Il Teatro è comunicazione, è il passaggio di un pensiero, di un’emozione, di un concetto da una fonte a un ricevente; in senso lato potrebbe definirsi la comunione di un pubblico con uno spettacolo vivente, pensato per una collettività. Lo stesso Bergson affermò che “non si ride da soli”, per ridere bisogna essere in più e lo stesso vale per la commozione e il pianto.

Il teatro sociale, il teatro di comunità o il teatro educativo, costituisce la nuova frontiera del teatro.

Si definisce come espressione, formazione e interazione di persone, gruppi e comunità e si caratterizza per lo stretto rapporto tra individuo (il teatro) e gruppo (il sociale), a loro volta in relazione con la vita istituzionale. Non ha come obiettivo primario il prodotto estetico, il mercato e l’intrattenimento, tipici del teatro d’arte, commerciale e d’avanguardia; ma ha come finalità il processo di costruzione pubblico e privato degli individui.

È importante prendere in esame l’aspetto riguardante il carattere terapeutico dello stare in scena e l’aspetto transferenziale a cui è soggetto chi calca il palcoscenico e recita un personaggio altro da sé. Il transfert è alla base della terapia psicoanalitica.
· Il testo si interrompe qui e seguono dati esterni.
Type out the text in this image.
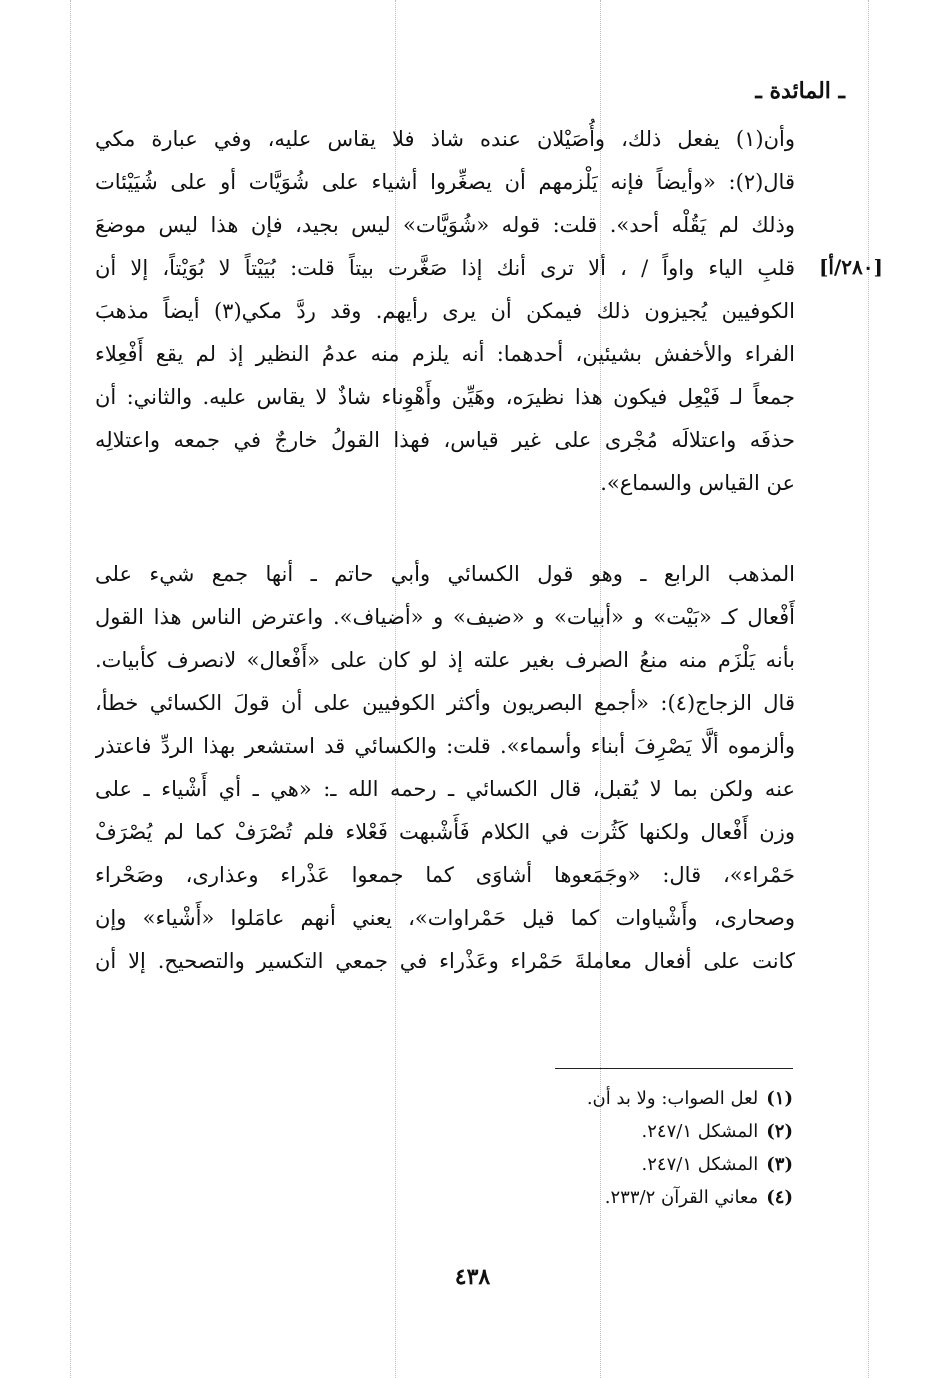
ـ المائدة ـ
[٢٨٠/أ]
وأن(١) يفعل ذلك، وأُصَيْلان عنده شاذ فلا يقاس عليه، وفي عبارة مكي
قال(٢): «وأيضاً فإنه يَلْزمهم أن يصغِّروا أشياء على شُوَيَّات أو على شُيَيْئات
وذلك لم يَقُلْه أحد». قلت: قوله «شُوَيَّات» ليس بجيد، فإن هذا ليس موضعَ
قلبِ الياء واواً / ، ألا ترى أنك إذا صَغَّرت بيتاً قلت: بُيَيْتاً لا بُوَيْتاً، إلا أن
الكوفيين يُجيزون ذلك فيمكن أن يرى رأيهم. وقد ردَّ مكي(٣) أيضاً مذهبَ
الفراء والأخفش بشيئين، أحدهما: أنه يلزم منه عدمُ النظير إذ لم يقع أَفْعِلاء
جمعاً لـ فَيْعِل فيكون هذا نظيرَه، وهَيِّن وأَهْوِناء شاذٌ لا يقاس عليه. والثاني: أن
حذفَه واعتلالَه مُجْرى على غير قياس، فهذا القولُ خارجٌ في جمعه واعتلالِه
عن القياس والسماع».
المذهب الرابع ـ وهو قول الكسائي وأبي حاتم ـ أنها جمع شيء على
أَفْعال كـ «بَيْت» و «أبيات» و «ضيف» و «أضياف». واعترض الناس هذا القول
بأنه يَلْزَم منه منعُ الصرف بغير علته إذ لو كان على «أَفْعال» لانصرف كأبيات.
قال الزجاج(٤): «أجمع البصريون وأكثر الكوفيين على أن قولَ الكسائي خطأ،
وألزموه ألَّا يَصْرِفَ أبناء وأسماء». قلت: والكسائي قد استشعر بهذا الردِّ فاعتذر
عنه ولكن بما لا يُقبل، قال الكسائي ـ رحمه الله ـ: «هي ـ أي أَشْياء ـ على
وزن أَفْعال ولكنها كَثُرت في الكلام فَأَشْبهت فَعْلاء فلم تُصْرَفْ كما لم يُصْرَفْ
حَمْراء»، قال: «وجَمَعوها أشاوَى كما جمعوا عَذْراء وعذارى، وصَحْراء
وصحارى، وأَشْياوات كما قيل حَمْراوات»، يعني أنهم عامَلوا «أَشْياء» وإن
كانت على أفعال معاملةَ حَمْراء وعَذْراء في جمعي التكسير والتصحيح. إلا أن
(١)لعل الصواب: ولا بد أن.
(٢)المشكل ٢٤٧/١.
(٣)المشكل ٢٤٧/١.
(٤)معاني القرآن ٢٣٣/٢.
٤٣٨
Numerose esperienze hanno dimostrato che le attività creative e, fra queste, quelle teatrali stimolano cambiamenti a livello di molteplici competenze mentali, nell’integrazione di diverse dimensioni della personalità, nelle modalità comunicative, relazionali, di socializzazione, nelle motivazioni esistenziali.

L’integrazione di teatro e cura tiene conto costantemente della dimensione corporea, emotiva, immaginativa, ideativa, narrativa, espressiva, psicomotoria, elaborativa e relazionale, con l’obiettivo di permettere di affrontare vari tipi di problemi in diversi contesti. In questa prospettiva i linguaggi delle arti e del teatro promuovono una disciplina di auto-conoscenza e di trasformazione e possono essere applicati nei contesti della prevenzione del disagio, delle reintegrazione sociale e della formazione professionale. Nonché, aggiungerei, si potrebbe pensare al teatro come trasmissione di idee, di valori e di messaggi legati a un’organizzazione rispondendo ai suoi bisogni di sensibilizzazione o di raccolta fondi.

Il teatro sociale si propone, quindi, come invenzione e azione di socialità e comunità, distrutte o minacciate oggi dall’individualismo e dai processi di omogeneizzazione della cultura globale, e come formazione e ricerca di benessere psicofisico delle singole persone. Uno strumento attraverso il quale apprendere e sviluppare capacità e abilità specifiche e trasversali che possano agire sia sulla qualità della propria vita, ma anche sulla qualità della propria professione.

Si moltiplicano le domande di teatro per raffinare le capacità relazionali, per essere capaci di empatia, provare a essere altro da sé e comprendere l’altro anche nel suo disagio. Sono proprio le professioni a servizio della persona le realtà che maggiormente presentano una forte e nuova domanda di teatro. Un teatro che diventa spazio e momento per mettersi in gioco, cambiare ruolo e sperimentare e sperimentarsi.

Un interessante esempio di teatro sociale è stato realizzato dall’Associazione 9430 in collaborazione con l’Istituzione Musicateatro Moncalieri 1, la Città di Moncalieri e grazie anche al sostegno dei Provveditorati alle Carceri Italiane e il Ministero della Giustizia. Il musical “Valjean” è nato per i palcoscenici teatrali ma con l’obiettivo di arrivare anche negli istituti di pena per mostrare ai detenuti quanto importante sia la determinazione in fase di riscatto personale. Tutto piemontese il cast, formato da professionisti del settore che hanno sposato il progetto; diretto da Fulvio Crivello e musicato dal Maestro Sandro Cuccuini, è un atto unico interpretato da Fabrizio Rizzolo, Isabella Tabarini, Sebastiano Di Bella, Susi Amerio, Giorgio Menicacci e  Alessandro Ventrice. Il ricavato è stato destinato a promuovere attività artistiche all’interno delle carceri.

In attesa di rivederli all’opera, ringraziamo Alessandro Ventrice, attore e professionista del non profit, per aver aperto questa finestra sul teatro sociale.